Once again, Charlie leans on his friends for support. When the acid trip doesn't seem to end and his world continues to spin, Charlie goes to Sam and Patrick for help. After they comfort him and talk him down, Charlie slowly starts to feel better. This shows that his friends are healers and comforters who can help him recover from lapses in sanity. Their importance to Charlie's health continues to be reinforced as the novel continues.
The aid provided by Sam and Patrick is juxtaposed against Charlie's inability to fit in with his own family. As he moves from room to room, trying to spend time with a family member, he discovers that his loved ones cannot be bothered with him; all of them ask him to leave or go with someone else. While it's easy for him to find his place with his friends, he struggles to find a niche within his family. The absence of his friends over winter break only exacerbates these feelings of alienation.

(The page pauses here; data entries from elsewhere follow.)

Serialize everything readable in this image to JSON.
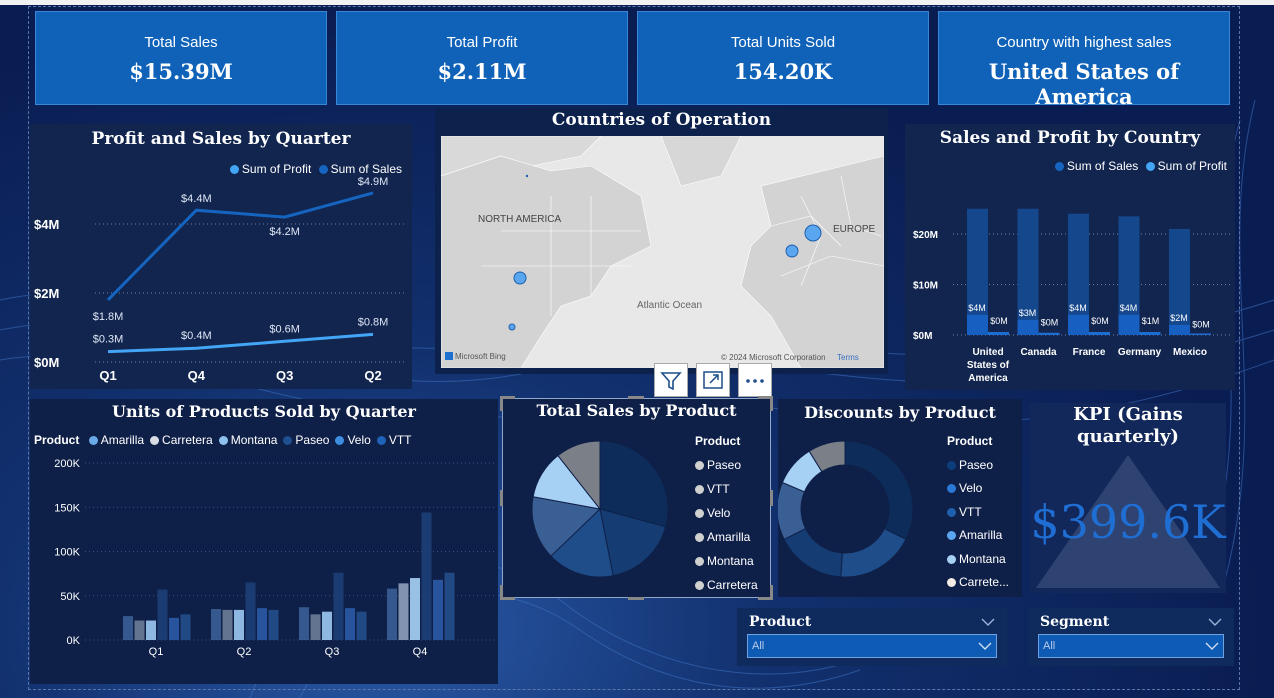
{
  "kpis": [
    {
      "label": "Total Sales",
      "value": "$15.39M"
    },
    {
      "label": "Total Profit",
      "value": "$2.11M"
    },
    {
      "label": "Total Units Sold",
      "value": "154.20K"
    },
    {
      "label": "Country with highest sales",
      "value": "United States of America"
    }
  ],
  "profit_sales_quarter": {
    "title": "Profit and Sales by Quarter",
    "legend": [
      "Sum of Profit",
      "Sum of  Sales"
    ],
    "yticks": [
      "$4M",
      "$2M",
      "$0M"
    ],
    "categories": [
      "Q1",
      "Q4",
      "Q3",
      "Q2"
    ],
    "sales": [
      1.8,
      4.4,
      4.2,
      4.9
    ],
    "profit": [
      0.3,
      0.4,
      0.6,
      0.8
    ],
    "sales_labels": [
      "$1.8M",
      "$4.4M",
      "$4.2M",
      "$4.9M"
    ],
    "profit_labels": [
      "$0.3M",
      "$0.4M",
      "$0.6M",
      "$0.8M"
    ]
  },
  "map": {
    "title": "Countries of Operation",
    "labels": {
      "na": "NORTH AMERICA",
      "eu": "EUROPE",
      "ocean": "Atlantic Ocean",
      "bing": "Microsoft Bing",
      "copyright": "© 2024 Microsoft Corporation",
      "terms": "Terms"
    }
  },
  "sales_profit_country": {
    "title": "Sales and Profit by Country",
    "legend": [
      "Sum of  Sales",
      "Sum of Profit"
    ],
    "yticks": [
      "$20M",
      "$10M",
      "$0M"
    ],
    "countries": [
      "United States of America",
      "Canada",
      "France",
      "Germany",
      "Mexico"
    ],
    "sales": [
      25,
      25,
      24,
      23.5,
      21
    ],
    "profit": [
      4,
      3,
      4,
      4,
      2
    ],
    "sales_labels": [
      "$0M",
      "$0M",
      "$0M",
      "$1M",
      "$0M"
    ],
    "profit_labels": [
      "$4M",
      "$3M",
      "$4M",
      "$4M",
      "$2M"
    ]
  },
  "units_quarter": {
    "title": "Units of Products Sold by Quarter",
    "legend_title": "Product",
    "products": [
      "Amarilla",
      "Carretera",
      "Montana",
      "Paseo",
      "Velo",
      "VTT"
    ],
    "yticks": [
      "200K",
      "150K",
      "100K",
      "50K",
      "0K"
    ],
    "quarters": [
      "Q1",
      "Q2",
      "Q3",
      "Q4"
    ],
    "values": [
      [
        27,
        22,
        22,
        57,
        25,
        29
      ],
      [
        35,
        34,
        34,
        65,
        36,
        34
      ],
      [
        37,
        29,
        32,
        76,
        36,
        32
      ],
      [
        58,
        64,
        70,
        144,
        68,
        76
      ]
    ]
  },
  "total_sales_product": {
    "title": "Total Sales by Product",
    "legend_title": "Product",
    "items": [
      "Paseo",
      "VTT",
      "Velo",
      "Amarilla",
      "Montana",
      "Carretera"
    ],
    "values": [
      33,
      20,
      18,
      17,
      13,
      12
    ]
  },
  "discounts_product": {
    "title": "Discounts by Product",
    "legend_title": "Product",
    "items": [
      "Paseo",
      "Velo",
      "VTT",
      "Amarilla",
      "Montana",
      "Carrete..."
    ],
    "values": [
      33,
      19,
      17,
      14,
      10,
      9
    ]
  },
  "kpi_gains": {
    "title": "KPI (Gains quarterly)",
    "value": "$399.6K"
  },
  "slicers": [
    {
      "label": "Product",
      "value": "All"
    },
    {
      "label": "Segment",
      "value": "All"
    }
  ],
  "colors": {
    "kpi_bg": "#0f62b8",
    "panel": "#11254f",
    "sales_line": "#1565c0",
    "profit_line": "#42a5f5"
  }
}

In terms of romance, Charlie is asked to the Sadie Hawkins dance by Mary Elizabeth. This is the first time that Charlie is presented with a potential sexual experience (beyond fantasies and masturbation), yet his position as a "wallflower" is only reinforced in this relationship, since Mary Elizabeth loves to talk and doesn't need much of an impetus to go on a tangent. In the beginning, this is a comfortable relationship for Charlie because he is not forced to speak up or offer his own opinions . He can just sit back, observe and listen.
Ironically, Charlie's relationship with Mary Elizabeth reveals more about Charlie's feelings for Sam. Even though he claims that his love is mature and deep, he immaturely hopes that Sam will be jealous of his new relationship. Sam, however, is not, and instead she gives Charlie an abundance of advice about dating Mary Elizabeth. Charlie adjusts his expectations and his conception of Sam, and he is now very happy to just be able to spend time with her, in any capacity.